If everything lines up, construction on the $400 million-plus makeover of the Marine Drive Apartments that tower over a portion of downtown Buffalo, Canalside, and Lake Erie could begin this summer.
The project is one of the most visible - and from a dollars and cents perspective - one of the largest undertaken by the Buffalo Municipal Housing Authority. It has been in BMHA’s planning docket for more than three years and has the potential to give the Marine Drive neighborhood, just west of Shark Girl and Canalside a bold new look.
In a pre-construction milestone, the Buffalo Municipal Housing Authority has agreed to lease up to 375 parking spaces from the Waterfront Village office complex to accommodate the Marine Drive residents’ needs while the construction is underway.
Gillian Brown, BMHA executive director, explains why the parking arrangement is critical to the overall project.
“We have a lot of cars in that lot, and we needed to make sure that the residents had somewhere to park during the roughly one year of construction,” Brown said.
Plans call for a phased development where all seven Marine Drive Apartment towers will be demolished and replaced by newer, more sleek-looking residential towers and townhomes.
The first phase, a $240 million investment, will see 254 apartment units - all geared towards the “affordable” income demographic - developed in a 12-story and 7-story set of towers and a three-story townhome.
Once the new units are built, tenants will shift from the older, 75-year-old Marine Drive towers into the newer buildings.

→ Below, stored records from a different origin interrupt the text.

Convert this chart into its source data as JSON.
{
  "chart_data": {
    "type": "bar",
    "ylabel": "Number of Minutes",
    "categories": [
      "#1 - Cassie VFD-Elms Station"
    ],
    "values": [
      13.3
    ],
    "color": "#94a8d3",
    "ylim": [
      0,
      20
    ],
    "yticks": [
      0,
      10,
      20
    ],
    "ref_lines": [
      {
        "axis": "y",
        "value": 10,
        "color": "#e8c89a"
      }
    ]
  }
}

The process will follow in later phases.
“To build the 254 first units of phase one on the footprint of the parking lot enables us to not have any disruptive relocation for the residents, and have it be such that those 254 units will be all complete, and then we will move people into them from Marine Drive, the old Marine Drive buildings, directly into their new homes,” Brown said.
When completed, Marine Drive will have 686 apartments and townhomes up from the 616 units and parking for 855 vehicles.
BMHA is working with its own Bridges Development along with the Habitat Company and Duverney & Brooks on the project.